One Million Downloads

One Million Downloads

Thanks to all of you for helping Suffusion get so far, right about the time of its fourth birthday!

I also wanted to provide a quick update – I fixed an issue in the Suffusion Shortcodes plugin that was preventing the plugin from accepting more than 5 ad-hoc widget areas. Release 1.03 of the plugin should work fine.

Nov 102012
 

It seems like one rather nasty bug slipped through the cracks in 4.4.0. These are the symptoms: when you upgrade, you might suddenly start seeing your images stretched to the full width of your post, not respecting any custom width that you have specified for them.

The fix is very easy:

  1. Open style.css. You can do so from your WP Dashboard by going to Appearance → Editor and selecting style.css for editing.
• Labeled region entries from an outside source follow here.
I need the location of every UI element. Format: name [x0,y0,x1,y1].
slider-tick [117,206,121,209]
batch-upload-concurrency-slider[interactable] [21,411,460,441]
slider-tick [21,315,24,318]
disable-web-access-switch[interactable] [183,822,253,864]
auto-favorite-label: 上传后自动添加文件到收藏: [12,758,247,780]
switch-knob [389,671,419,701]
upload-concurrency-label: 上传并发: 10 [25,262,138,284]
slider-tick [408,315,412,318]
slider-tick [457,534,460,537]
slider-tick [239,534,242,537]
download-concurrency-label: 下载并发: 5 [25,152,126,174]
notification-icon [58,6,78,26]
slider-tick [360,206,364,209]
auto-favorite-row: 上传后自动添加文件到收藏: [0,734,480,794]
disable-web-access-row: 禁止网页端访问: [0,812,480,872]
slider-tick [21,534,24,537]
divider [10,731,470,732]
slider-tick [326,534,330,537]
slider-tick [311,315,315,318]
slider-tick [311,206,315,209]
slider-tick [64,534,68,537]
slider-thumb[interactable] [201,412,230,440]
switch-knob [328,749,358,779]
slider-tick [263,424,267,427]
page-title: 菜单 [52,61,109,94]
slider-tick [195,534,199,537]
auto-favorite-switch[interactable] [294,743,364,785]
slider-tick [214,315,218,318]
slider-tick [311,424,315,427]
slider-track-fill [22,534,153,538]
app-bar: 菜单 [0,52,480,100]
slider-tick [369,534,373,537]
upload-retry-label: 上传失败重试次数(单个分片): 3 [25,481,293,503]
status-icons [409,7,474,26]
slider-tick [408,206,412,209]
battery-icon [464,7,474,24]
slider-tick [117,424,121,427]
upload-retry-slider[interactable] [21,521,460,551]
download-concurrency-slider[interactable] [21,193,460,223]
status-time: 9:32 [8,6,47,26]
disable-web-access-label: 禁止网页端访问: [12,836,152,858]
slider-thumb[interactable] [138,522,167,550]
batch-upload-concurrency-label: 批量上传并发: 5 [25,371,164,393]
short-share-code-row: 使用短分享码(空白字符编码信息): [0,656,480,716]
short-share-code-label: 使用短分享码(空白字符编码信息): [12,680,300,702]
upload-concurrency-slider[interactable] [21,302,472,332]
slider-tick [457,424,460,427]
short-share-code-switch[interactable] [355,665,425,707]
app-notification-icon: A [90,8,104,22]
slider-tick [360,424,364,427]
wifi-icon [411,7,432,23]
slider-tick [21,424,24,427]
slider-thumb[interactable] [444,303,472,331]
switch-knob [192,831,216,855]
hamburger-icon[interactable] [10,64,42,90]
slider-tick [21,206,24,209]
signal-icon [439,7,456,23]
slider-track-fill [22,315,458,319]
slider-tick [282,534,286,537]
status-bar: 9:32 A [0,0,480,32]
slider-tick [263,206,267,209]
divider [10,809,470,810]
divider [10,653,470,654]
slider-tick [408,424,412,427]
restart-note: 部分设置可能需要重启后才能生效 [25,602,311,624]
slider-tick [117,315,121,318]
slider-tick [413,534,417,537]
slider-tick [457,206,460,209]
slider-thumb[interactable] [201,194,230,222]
Alternatively you can use FTP to modify the file locally and load it back to the server.
  2. Look for this code:
    .entry img {
        max-width: 100%;
        width: auto;
    }
  3. Change it to:
    .entry img {
        max-width: 100%;
    }
  4. Save the changes.

That’s it – the images should show up correctly. My apologies for any alarms that this might have caused you. I have already fixed it and submitted a patch.

Nov 022012
 

WordPress recently introduced a new review system at WordPress.org. Under this system you can write a review for any theme or plugin and it gets attached to the theme or plugin page. Earlier the only way to put in a review was to comment on the support forum at WordPress.org.
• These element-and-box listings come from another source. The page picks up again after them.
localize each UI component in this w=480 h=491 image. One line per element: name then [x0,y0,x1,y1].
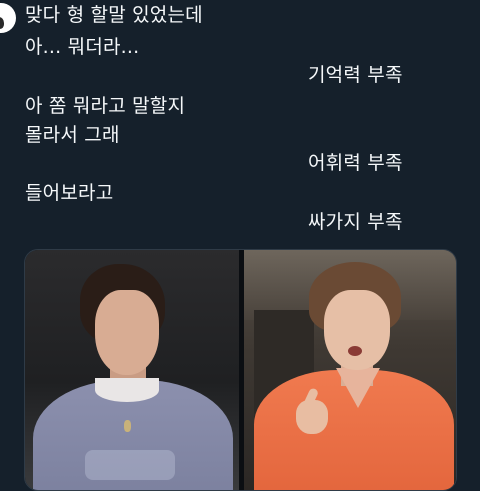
user-avatar[interactable] [0,3,16,33]
media-photo-left[interactable] [25,250,239,490]
photo-shape [85,450,175,480]
tweet-text-line: 맞다 형 할말 있었는데 [25,4,203,26]
tweet-text-line: 싸가지 부족 [308,211,403,233]
media-photo-right[interactable] [244,250,456,490]
tweet-text-line: 기억력 부족 [308,64,403,86]
photo-shape [324,290,390,370]
tweet-media[interactable] [24,249,457,491]
tweet-text-line: 들어보라고 [25,182,114,204]
tweet-text-line: 아 쫌 뭐라고 말할지 [25,95,186,117]
photo-shape [124,420,131,432]
tweet-text-line: 아... 뭐더라... [25,36,140,58]
photo-shape [336,368,380,408]
tweet-text-line: 몰라서 그래 [25,124,120,146]
photo-shape [296,400,328,434]
photo-shape [95,290,159,375]
avatar-image [0,17,4,29]
photo-shape [348,346,362,356]
tweet-text-line: 어휘력 부족 [308,152,403,174]
photo-shape [95,378,159,402]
If you have liked my work (and even if you haven’t), I urge you to provide a review. The review sites for some of my projects are:

  1. Suffusion: http://wordpress.org/support/view/theme-reviews/suffusion/
  2. Photonic: http://wordpress.org/support/view/plugin-reviews/photonic/
  3. FontMeister: http://wordpress.org/support/view/plugin-reviews/fontmeister/

I have been gradually wading through things on the professional front and will hopefully free up some much needed time to code. The responsive version of Suffusion should be out shortly, as will some enhancements to Photonic and FontMeister.

Oct 272012
 

Normally I am quick to announce landmarks such as 300 theme ratings, however in recent weeks I have had very little time to devote to Suffusion development. So here is a belated announcement: Suffusion now has 300 ratings on the WordPress.org website! This is a huge achievement since there is only one theme that has been rated more often than Suffusion, and among all top rated themes, Suffusion’s average rating is the highest. So thanks to all of you who have given the theme a 5-star rating. Since ratings are pretty much my only remuneration apart from the coffee fund, perfect ratings are welcomed with open arms.

Over the past few releases I have been gradually opening up Suffusion for better public collaboration. I started with the FontMeister plugin, which I could have built into Suffusion, then released the shortcodes functionality and I have been adding lots of hooks to the theme.
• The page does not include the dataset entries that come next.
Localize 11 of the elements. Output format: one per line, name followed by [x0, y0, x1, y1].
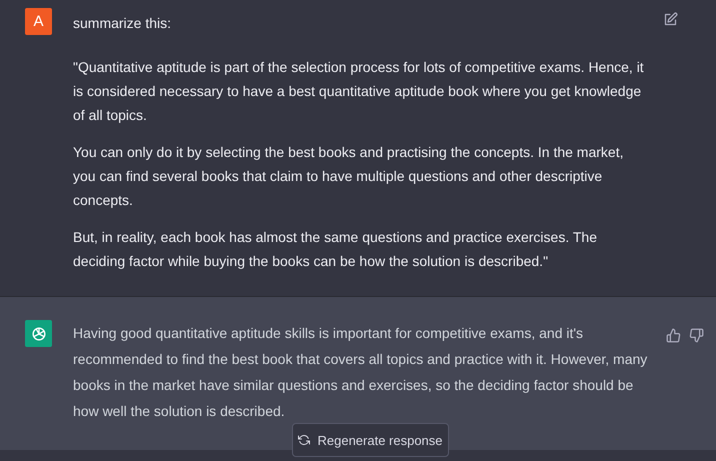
edit-icon[interactable] [663, 12, 678, 27]
user-avatar: A [25, 8, 52, 35]
thumbs-up-icon[interactable] [666, 328, 681, 343]
regenerate-button[interactable]: Regenerate response [292, 423, 449, 457]
message-text: But, in reality, each book has almost the same questions and practice exercises. The deciding factor while buying the books can be how the solution is described." [73, 228, 598, 271]
refresh-icon [298, 434, 310, 446]
thumbs-down-icon[interactable] [689, 328, 704, 343]
message-text: summarize this: [73, 14, 172, 33]
message-text: Having good quantitative aptitude skills is important for competitive exams, and it's recommended to find the best book that covers all topics and practice with it. However, many books in the market have similar questions and exercises, so the deciding factor should be how well the solution is described. [73, 324, 648, 421]
message-text: "Quantitative aptitude is part of the selection process for lots of competitive exams. Hence, it is considered necessary to have a best quantitative aptitude book where you get knowledge of all topics. [73, 58, 645, 125]
message-text: You can only do it by selecting the best books and practising the concepts. In the market, you can find several books that claim to have multiple questions and other descriptive concepts. [73, 143, 624, 210]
The latest development in this is the setup of a new mechanism for translations. You can now get your translations from the new translation pool. To download a translation:

  1. Visit the above site.
  2. Look for your translation.
  3. If you find it, open the page for your translation.
  4. At the bottom you will see a link to “Export”. Click on that to get the PO and MO files. Rename them according to your locale (see the Codex for the file names you need to use) and save them to the translation folder of your child theme.

If you wish to modify / add a translation, register at the Aquoid Community. Then log into the translation pool, open the language you want to edit and put in your changes. Note that if you are not a validator for a language, your changes will not be final until approved. In such a case tweet me (@sayontan), and I will approve the changes.

If you wish for a new language to be added to the list, or if you want to be made a validator for a language tweet me.

The Translations page has been updated with the new instructions.